SEQanswers

Go Back   SEQanswers > Bioinformatics > Bioinformatics



Similar Threads
Thread Thread Starter Forum Replies Last Post
New Resources for 1000 Genomes laura Bioinformatics 36 04-15-2017 09:48 AM
SPANNER (1000 genomes) Margarida Bioinformatics 11 12-04-2013 10:09 AM
1000 genomes - can anyone join in? henry.wood General 0 06-24-2011 05:21 AM
1000 Genomes Data RichardRocca General 1 03-16-2011 01:11 PM
1000 genomes Nataiki Bioinformatics 4 02-04-2011 05:42 AM

Reply
 
Thread Tools
Old 10-25-2011, 10:59 AM   #1
jlc_1020
Member
 
Location: Massachusetts

Join Date: Mar 2010
Posts: 11
Default 1000 genomes ancestral alleles?

Hello all,

I've downloaded a subset of SNPs using tabix and then did an allele count using vcftools.
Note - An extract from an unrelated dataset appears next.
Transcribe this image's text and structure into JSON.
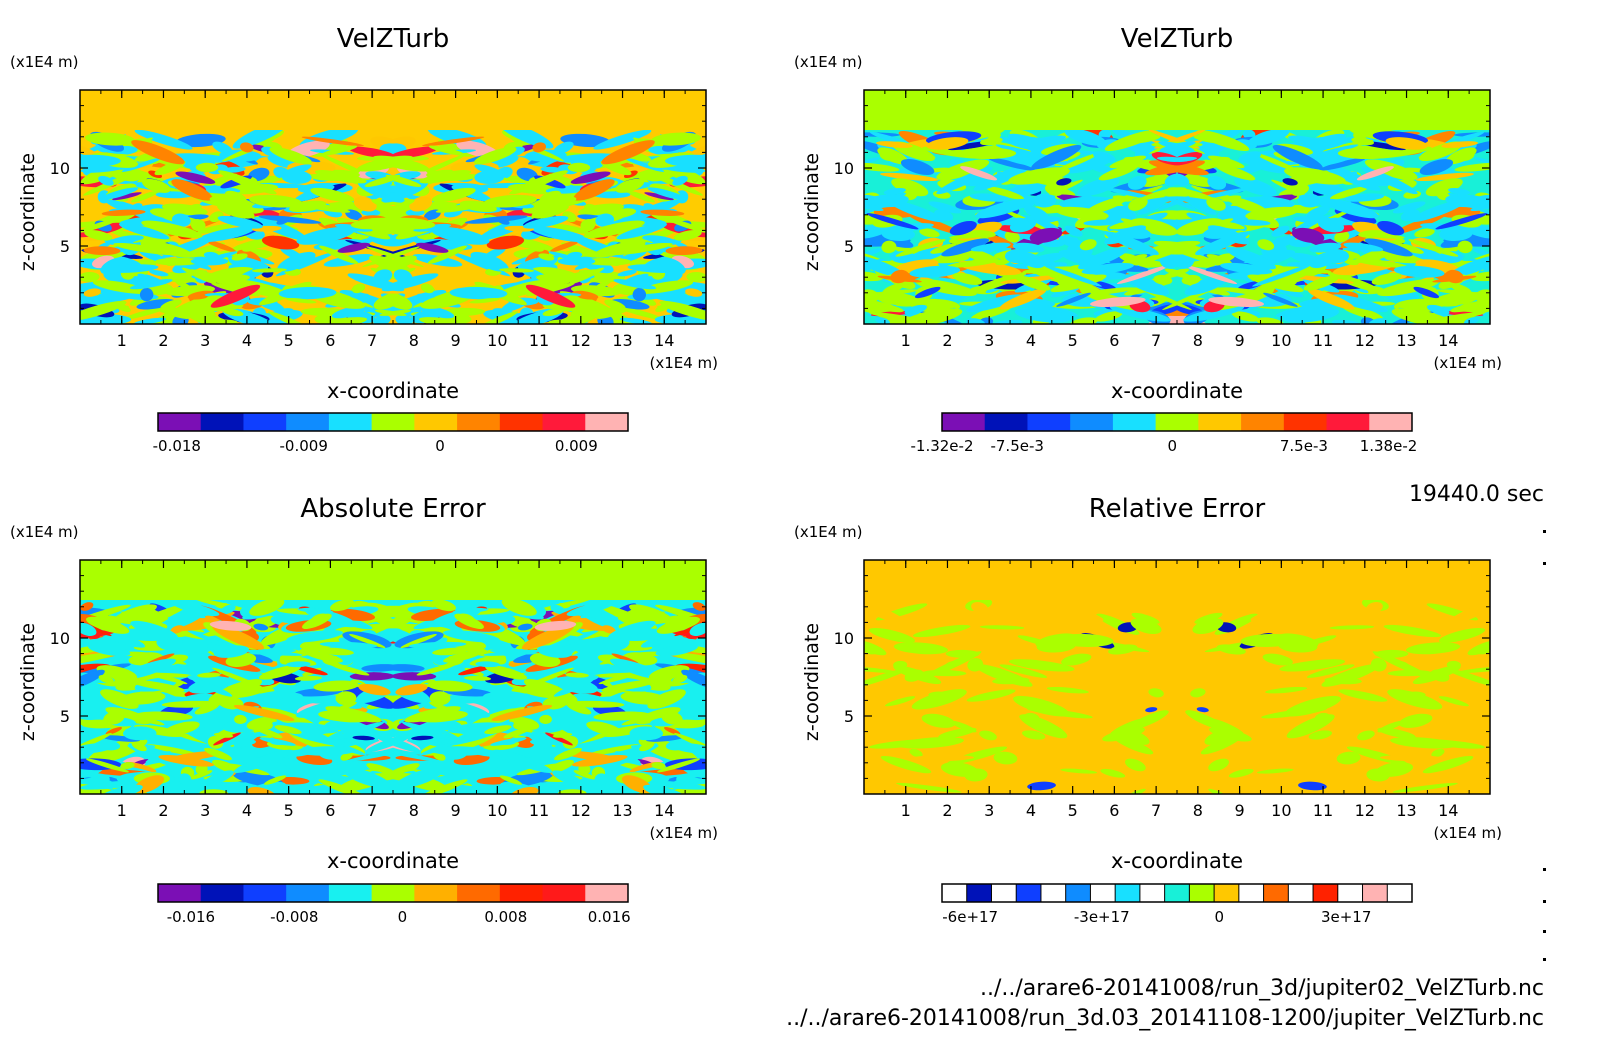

I used the -get-INFO AA to get the identity of the ancestral allele for my SNPs but it returned all question marks.

My question is, what is the next best way to get ancestral alleles from the 1000 genomes SNPs dataset. I've tried using UCSCs liftover to chimp and macaque, but the alleles don't always match up (i.e. sometimes the ancestral allele is neither one of the human variants).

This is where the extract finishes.